Biden’s age took center stage last June after he turned in a halting debate performance against President-elect Donald Trump.
Pressure from Democratic insiders for him to drop out of the election campaign followed, and he acquiesced a month later.
Biden, 82, was replaced on the Democratic ticket by Vice President Kamala Harris, who lost to Trump. He told USA Today he believes he would have won his reelection bid.
“It’s presumptuous to say that, but I think yes,” Biden told the paper, citing polling he had seen.
However, when asked if, at his advanced age, he would have the stamina to last another four-year term in office, Biden demurred. He replied “I don’t know,” and “Who the hell knows?”
Biden, who was 78 on his Inauguration Day in 2021, and Trump, who was 70 when he first took office in 2017, are the two oldest presidents to be sworn in.
When Trump reenters the Oval Office on January 20, he will be 78 and will leapfrog Biden as the oldest person ever inaugurated.
Trump’s mental acuity was also called into question during the campaign, as he frequently cursed and blathered on incoherently during marathon campaign rallies.
Democrats have been accused of running cover for Biden, who multiple reports allege showed signs of declining sharpness well in advance of his disastrous debate performance.
Senate Minority Leader Chuck Schumer (D-NY) denied those claims in an interview with NBC News Monday—Van Jones, a onetime adviser to former President Barack Obama, called Schumer’s claim “foolish.”
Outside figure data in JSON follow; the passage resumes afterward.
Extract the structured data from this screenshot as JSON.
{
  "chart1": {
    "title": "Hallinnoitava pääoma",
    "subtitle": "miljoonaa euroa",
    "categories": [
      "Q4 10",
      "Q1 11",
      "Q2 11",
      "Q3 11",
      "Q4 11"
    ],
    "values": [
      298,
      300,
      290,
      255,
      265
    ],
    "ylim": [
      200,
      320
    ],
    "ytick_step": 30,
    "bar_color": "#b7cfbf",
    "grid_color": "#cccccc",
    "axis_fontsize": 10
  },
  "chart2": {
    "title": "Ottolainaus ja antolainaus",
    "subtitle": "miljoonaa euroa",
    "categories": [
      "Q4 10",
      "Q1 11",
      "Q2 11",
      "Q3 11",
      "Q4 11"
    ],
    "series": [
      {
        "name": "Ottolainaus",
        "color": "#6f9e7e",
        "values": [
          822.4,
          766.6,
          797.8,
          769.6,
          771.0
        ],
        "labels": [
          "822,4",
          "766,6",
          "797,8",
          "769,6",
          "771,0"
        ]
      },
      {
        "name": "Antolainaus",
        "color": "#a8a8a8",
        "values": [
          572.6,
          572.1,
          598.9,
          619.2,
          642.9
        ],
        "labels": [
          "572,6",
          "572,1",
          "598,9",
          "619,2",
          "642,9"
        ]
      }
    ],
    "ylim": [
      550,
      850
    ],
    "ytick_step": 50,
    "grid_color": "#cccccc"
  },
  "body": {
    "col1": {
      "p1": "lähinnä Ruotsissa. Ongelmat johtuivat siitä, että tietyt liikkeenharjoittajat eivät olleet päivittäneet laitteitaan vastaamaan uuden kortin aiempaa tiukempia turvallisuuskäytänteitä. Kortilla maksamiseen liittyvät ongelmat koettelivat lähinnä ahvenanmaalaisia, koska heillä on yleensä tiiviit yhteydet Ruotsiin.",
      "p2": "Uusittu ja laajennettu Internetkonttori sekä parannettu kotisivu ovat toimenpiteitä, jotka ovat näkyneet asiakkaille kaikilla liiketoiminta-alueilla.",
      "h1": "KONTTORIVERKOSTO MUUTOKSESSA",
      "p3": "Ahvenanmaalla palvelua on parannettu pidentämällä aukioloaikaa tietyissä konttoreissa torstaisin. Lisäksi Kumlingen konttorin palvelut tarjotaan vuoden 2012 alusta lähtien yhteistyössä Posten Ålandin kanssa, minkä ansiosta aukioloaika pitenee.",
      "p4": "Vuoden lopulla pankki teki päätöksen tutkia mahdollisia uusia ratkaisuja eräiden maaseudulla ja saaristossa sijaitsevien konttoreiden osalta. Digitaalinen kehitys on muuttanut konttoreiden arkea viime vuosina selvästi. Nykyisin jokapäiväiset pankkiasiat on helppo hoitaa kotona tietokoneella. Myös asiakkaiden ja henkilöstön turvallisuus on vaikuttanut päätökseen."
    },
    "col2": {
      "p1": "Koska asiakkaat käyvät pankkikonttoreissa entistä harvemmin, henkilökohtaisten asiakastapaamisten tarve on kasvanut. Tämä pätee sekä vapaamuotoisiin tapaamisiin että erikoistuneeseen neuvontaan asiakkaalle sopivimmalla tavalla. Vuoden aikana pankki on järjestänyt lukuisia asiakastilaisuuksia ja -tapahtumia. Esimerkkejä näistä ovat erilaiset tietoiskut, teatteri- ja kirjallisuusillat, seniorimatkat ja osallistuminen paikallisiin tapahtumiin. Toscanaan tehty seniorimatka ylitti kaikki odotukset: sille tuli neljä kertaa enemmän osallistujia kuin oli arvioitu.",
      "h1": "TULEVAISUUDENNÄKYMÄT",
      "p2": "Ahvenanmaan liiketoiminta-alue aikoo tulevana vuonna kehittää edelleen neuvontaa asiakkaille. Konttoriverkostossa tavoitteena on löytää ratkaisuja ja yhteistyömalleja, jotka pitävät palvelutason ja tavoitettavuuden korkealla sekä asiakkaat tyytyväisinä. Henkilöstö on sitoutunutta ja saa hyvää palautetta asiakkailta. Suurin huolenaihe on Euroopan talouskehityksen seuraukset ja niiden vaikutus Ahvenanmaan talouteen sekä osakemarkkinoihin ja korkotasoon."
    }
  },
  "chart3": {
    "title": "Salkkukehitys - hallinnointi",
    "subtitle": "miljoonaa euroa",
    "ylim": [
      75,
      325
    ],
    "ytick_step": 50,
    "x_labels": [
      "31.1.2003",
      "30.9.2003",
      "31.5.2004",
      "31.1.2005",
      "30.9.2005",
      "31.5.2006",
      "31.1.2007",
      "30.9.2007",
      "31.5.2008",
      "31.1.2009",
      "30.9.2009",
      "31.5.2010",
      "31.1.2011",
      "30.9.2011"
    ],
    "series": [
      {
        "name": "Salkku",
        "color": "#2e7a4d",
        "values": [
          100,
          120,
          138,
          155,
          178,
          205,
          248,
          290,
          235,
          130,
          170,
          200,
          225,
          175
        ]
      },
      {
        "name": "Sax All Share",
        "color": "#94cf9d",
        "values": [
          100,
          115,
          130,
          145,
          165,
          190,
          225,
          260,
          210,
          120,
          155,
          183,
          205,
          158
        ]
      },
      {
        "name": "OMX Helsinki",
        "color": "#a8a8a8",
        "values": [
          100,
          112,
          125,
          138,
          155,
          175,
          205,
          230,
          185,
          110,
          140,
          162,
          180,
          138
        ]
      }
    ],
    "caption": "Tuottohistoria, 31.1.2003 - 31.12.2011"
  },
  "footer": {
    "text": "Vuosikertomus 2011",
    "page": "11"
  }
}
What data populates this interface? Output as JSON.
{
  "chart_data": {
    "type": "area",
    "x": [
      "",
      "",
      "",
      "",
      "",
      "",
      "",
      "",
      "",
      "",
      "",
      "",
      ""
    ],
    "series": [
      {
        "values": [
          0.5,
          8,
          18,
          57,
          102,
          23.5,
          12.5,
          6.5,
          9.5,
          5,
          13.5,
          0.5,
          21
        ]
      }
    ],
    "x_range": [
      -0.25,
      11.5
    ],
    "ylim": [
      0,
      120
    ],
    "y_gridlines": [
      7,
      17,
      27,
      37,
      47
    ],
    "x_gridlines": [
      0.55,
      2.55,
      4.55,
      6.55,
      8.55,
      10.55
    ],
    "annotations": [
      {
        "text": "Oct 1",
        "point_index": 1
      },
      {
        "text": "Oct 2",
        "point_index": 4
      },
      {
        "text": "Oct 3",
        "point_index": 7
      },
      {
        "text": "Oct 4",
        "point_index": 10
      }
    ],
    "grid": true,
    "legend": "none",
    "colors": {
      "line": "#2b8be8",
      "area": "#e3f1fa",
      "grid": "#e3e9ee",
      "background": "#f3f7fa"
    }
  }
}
Biden also told USA Today that he’s considering preemptive pardons for Former Rep. Liz Cheney (R-WY) and Anthony Fauci, the former head of the National Institute of Allergy and Infectious Diseases.
Cheney, who broke ranks with Republicans and campaigned for the Democratic ticket after leading a House investigation into the January 6 insurrection, and Fauci, who served as an adviser to Biden on medical policy, have both earned the ire of Trump and his MAGA fanbase.
That has led to concerns that the two could be subject to reprisals from the president-elect, who pledged “revenge” against his enemies during the campaign and last month said he wouldn’t rule out prosecutions of those who he believed had wronged him.
Biden, however, hinted that Trump’s public bluster may be something of a political act. He told USA Today that, while the president-elect has assailed him in public, Trump has actually been complimentary in the private meetings they have held during the transition period.
“He was very complimentary about some of the economic things I had done,” Biden said. “And he talked about—he thought I was leaving with a good record.”